Case Name: Appeal of NATIONAL FILM PUBLICITY CO.
Court: United States Board of Tax Appeals
Jurisdiction: United States
Decision Date: 1926-06-21
Citations: 4 B.T.A. 118
Docket Number: Docket No. 1807
Parties: Appeal of NATIONAL FILM PUBLICITY CO.
Judges: Before SteeNhageN, LaNsdoN, and AettNdell.
Reporter: Reports of the United States Board of Tax Appeals
Volume: 4
Pages: 118–121

Head Matter:
Appeal of NATIONAL FILM PUBLICITY CO.
Docket No. 1807.
Submitted November 24, 1925.
Decided June 21, 1926.
John V. lee, Esq., and John W. Snider, O. P. A., for the petitioner.

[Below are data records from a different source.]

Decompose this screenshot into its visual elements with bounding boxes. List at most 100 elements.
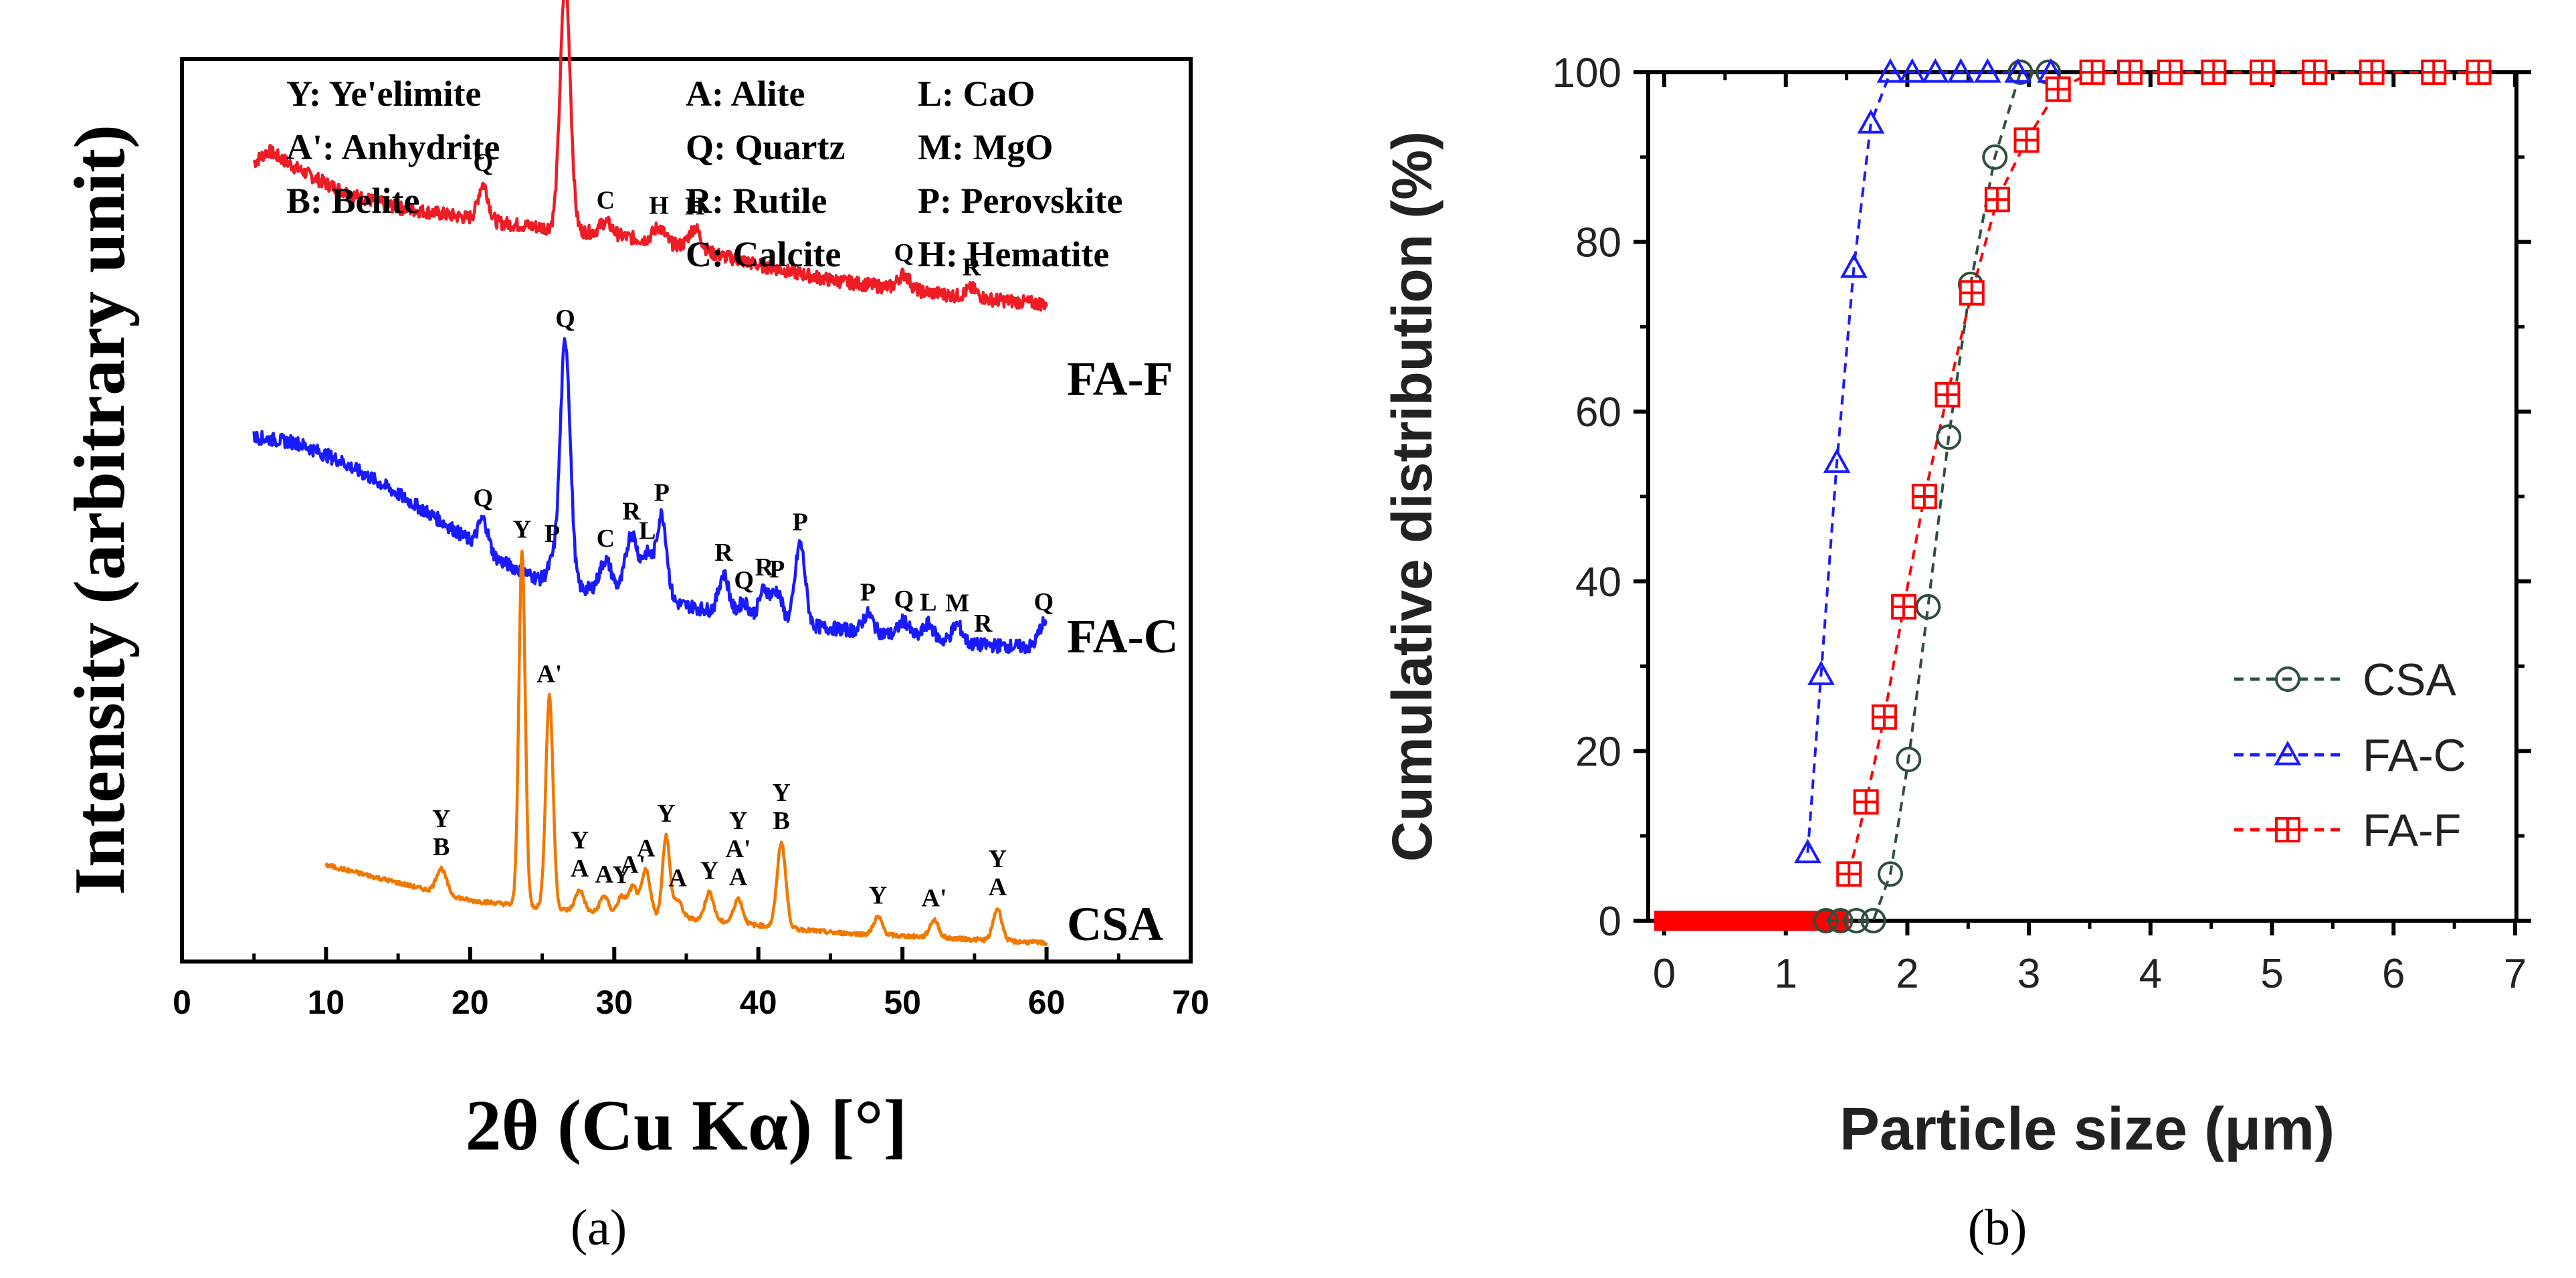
peak-label: A' — [536, 660, 562, 688]
y-axis-label-b: Cumulative distribution (%) — [1381, 131, 1444, 862]
legend-marker-csa — [2275, 666, 2300, 692]
psd-point-fa-f — [2116, 60, 2143, 85]
x-tick-label-a: 50 — [884, 984, 921, 1021]
peak-label: C — [597, 187, 615, 215]
peak-label: H — [649, 192, 669, 220]
peak-label: Q — [894, 585, 914, 614]
psd-legend: CSA FA-C FA-F — [2234, 654, 2466, 856]
xrd-trace-csa — [324, 549, 1048, 947]
peak-label: L — [920, 588, 936, 616]
legend-marker-fa-f — [2275, 817, 2300, 842]
peak-label: A' — [922, 885, 947, 913]
peak-label: M — [945, 589, 969, 617]
psd-line-csa — [1825, 71, 2049, 922]
psd-point-fa-f — [2302, 60, 2328, 85]
y-tick-label-b: 0 — [1599, 899, 1621, 945]
peak-label: R — [714, 539, 733, 567]
trace-label-csa: CSA — [1067, 897, 1163, 951]
psd-point-fa-c — [1947, 58, 1975, 83]
x-tick-label-b: 0 — [1653, 951, 1676, 997]
y-tick-label-b: 60 — [1575, 389, 1621, 436]
psd-point-fa-f — [1890, 594, 1916, 620]
psd-point-csa — [2007, 60, 2034, 85]
peak-label: C — [597, 525, 615, 553]
psd-point-fa-c — [1876, 58, 1904, 83]
x-tick-label-a: 20 — [452, 984, 489, 1021]
psd-point-fa-c — [1823, 448, 1851, 473]
psd-point-fa-f — [2157, 60, 2183, 85]
psd-point-fa-c — [1973, 58, 2001, 83]
x-tick-label-b: 4 — [2139, 951, 2162, 997]
x-tick-label-b: 3 — [2017, 951, 2040, 997]
peak-label: H — [685, 193, 705, 221]
peak-label: R — [622, 497, 641, 525]
psd-point-fa-f — [2250, 60, 2276, 85]
legend-entry: Y: Ye'elimite — [286, 74, 481, 114]
psd-point-csa — [1877, 861, 1903, 887]
peak-label: P — [860, 579, 876, 607]
x-tick-label-b: 7 — [2504, 951, 2527, 997]
x-axis-label-b: Particle size (μm) — [1840, 1096, 2335, 1163]
peak-label: Q — [473, 149, 493, 177]
legend-entry: B: Belite — [286, 181, 419, 221]
legend-entry: Q: Quartz — [686, 127, 845, 167]
peak-label: Y — [513, 515, 531, 543]
psd-point-csa — [1813, 908, 1839, 933]
x-tick-label-a: 30 — [595, 984, 633, 1021]
psd-point-csa — [1860, 908, 1886, 933]
x-tick-label-a: 10 — [308, 984, 345, 1021]
legend-entry: H: Hematite — [918, 234, 1109, 274]
panel-a-xrd: QQCHHQRQPQCRLPRQRPPPQLMRQYBYA'YAAYA'AYAY… — [60, 0, 1209, 1256]
peak-label: Y — [869, 881, 887, 909]
peak-label: Q — [1033, 588, 1054, 616]
legend-entry: P: Perovskite — [918, 181, 1122, 221]
y-tick-label-b: 20 — [1575, 729, 1621, 775]
plot-frame-b — [1646, 70, 2518, 923]
peak-label: Q — [555, 305, 575, 333]
y-axis-label-a: Intensity (arbitrary unit) — [60, 124, 140, 895]
legend-label-fa-f: FA-F — [2363, 805, 2461, 856]
caption-b: (b) — [1968, 1200, 2027, 1256]
x-tick-label-a: 0 — [173, 984, 191, 1021]
psd-point-fa-f — [1853, 789, 1879, 815]
legend-entry: A': Anhydrite — [286, 127, 500, 167]
xrd-trace-fa-f — [252, 0, 1048, 312]
psd-point-fa-c — [1857, 108, 1885, 134]
phase-legend: Y: Ye'elimite A': Anhydrite B: Belite A: Al… — [286, 74, 1122, 274]
psd-series — [1654, 58, 2492, 933]
peak-label: A — [668, 864, 687, 892]
peak-label: R — [963, 253, 981, 281]
legend-entry: A: Alite — [686, 74, 805, 114]
x-tick-label-b: 5 — [2260, 951, 2283, 997]
legend-marker-fa-c — [2274, 740, 2302, 765]
peak-label: A' — [620, 850, 646, 879]
y-tick-label-b: 100 — [1553, 50, 1621, 96]
psd-point-fa-f — [1935, 381, 1961, 407]
psd-point-fa-f — [1871, 704, 1897, 730]
xrd-traces — [252, 0, 1048, 947]
psd-point-fa-f — [2013, 127, 2040, 153]
y-tick-label-b: 40 — [1575, 559, 1621, 606]
psd-point-fa-f — [2421, 60, 2447, 85]
psd-point-fa-c — [1807, 660, 1835, 685]
legend-label-csa: CSA — [2363, 654, 2456, 705]
x-tick-label-a: 70 — [1172, 984, 1209, 1021]
trace-label-fa-c: FA-C — [1067, 610, 1179, 663]
peak-label: P — [793, 509, 808, 537]
legend-label-fa-c: FA-C — [2363, 730, 2466, 781]
psd-point-fa-f — [1984, 187, 2010, 213]
trace-label-fa-f: FA-F — [1067, 352, 1173, 405]
peak-label: Y A' A — [726, 807, 751, 891]
peak-label: A — [637, 834, 656, 862]
psd-point-fa-c — [1921, 58, 1949, 83]
psd-point-fa-f — [2201, 60, 2227, 85]
xrd-peak-labels: QQCHHQRQPQCRLPRQRPPPQLMRQYBYA'YAAYA'AYAY… — [432, 149, 1054, 913]
psd-point-fa-c — [2004, 58, 2032, 83]
xrd-trace-fa-c — [252, 337, 1048, 654]
psd-point-csa — [1896, 747, 1922, 773]
legend-entry: L: CaO — [918, 74, 1035, 114]
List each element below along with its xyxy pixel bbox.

A. H. Fast, Esq., for the Commissioner.
Before SteeNhageN, LaNsdoN, and AettNdell.

Opinion:
OPINION.
Lansdon:
Since the taxpayer's first two contentions involve the value of the so-called theatre leases, these points may be regarded as a single issue. No copy of the instruments evidencing the alleged leases was offered at the hearing, but the testimony indicates that the contracts, made for an average term of five years, are of such a nature as to entitle the taxpayer to exhaust or depreciate their cost, if any, for the purpose of ascertaining its invested capital and correct income for the years in question. It is well established that the proved cost of leases, patents, and contracts may, within the statutory limits, be included in the computation of statuory invested capital for excéss profits purposes, that such cost, or March 1, 1913, value, may be exhausted ratably during the useful life of such property, and that such exhaustion is a proper deduction from gross income for each of the years in which it occurs. In the instant appeal, however, there is no evidence of any cost of the so-called leases. On the contrary, the testimony of the president of the taxpayer discloses that such leases were obtained without cost, except that in some instances an advance payment was made which invariably was deducted from the contract amounts specified for services under the lease.
The taxpayer obviously has capitalized its estimate of the earning power of the leases or contracts. The capitalized value of such property is not included in the statutory definition of invested capital, and was properly excluded by the Commissioner in his computation of the taxpayer's liability for profits taxes. As the so-called leases were acquired without any cost that the taxpayer has established, there is no basis in law or in fact for their inclusion in invested capital for profits tax purposes. The action of the Commissioner in disallowing exhaustion of such leases for the year 1921 must be approved.
The evidence discloses that the Commissioner erroneously added the amount of $6,537.63 to the taxpayer's income for the year 1919, as such amount was not taken as a deduction from gross income on account of exhaustion of theatre leases, but represents the taxpayer's own adjustment of the book value that it ascribed to the capitalized earning power of the leases in question. The Board, therefore, holds that such amount should not be included in the taxpayer's gross income for the year 1919.
The record of this appeal is not clear in respect to the taxpayer's contention as to over-statement of closing inventories and consequent over-statement of profits earned during the taxable years in the respective amounts of $4,596.13 and $4,151.24. The petitioner asserts that its closing inventories for such years were erroneously computed by adding costs of purchases and of production to the opening inventories for the respective years, without making any adjustments for sales and abandonments on account of obsolescence, and that an actual physical inventory at the close of each of such years showed that films in stock at December 31, 1919, December 31, 1920, and December 31, 1921, had cost $23,660, $18,575.25, and $26,294.25, respectively.
The evidence on this point, which we have been able to include in our findings of fact, indicates that some of the inventoried films were capital items, and that some were stock in trade. There is nothing in the record that enables us to distinguish between the two classes of films or to find any definite value for either. Nor is there any satisfactory evidence of the value or cost of such films. The testimony discloses that some of them were purchased from other producers, and that some were manufactured by the petitioner, but there is no evidence that the figures of value on the inventories represent cost or cost or market, whichever is lower, even as to such items as might be properly classified as stock in trade. The Board, therefore, approves the action of the Commissioner in refusing to readjust the figures of the petitioner's original or book inventories.
Order of redetermination will l>e entered on 15 days' notice, under Rule 50.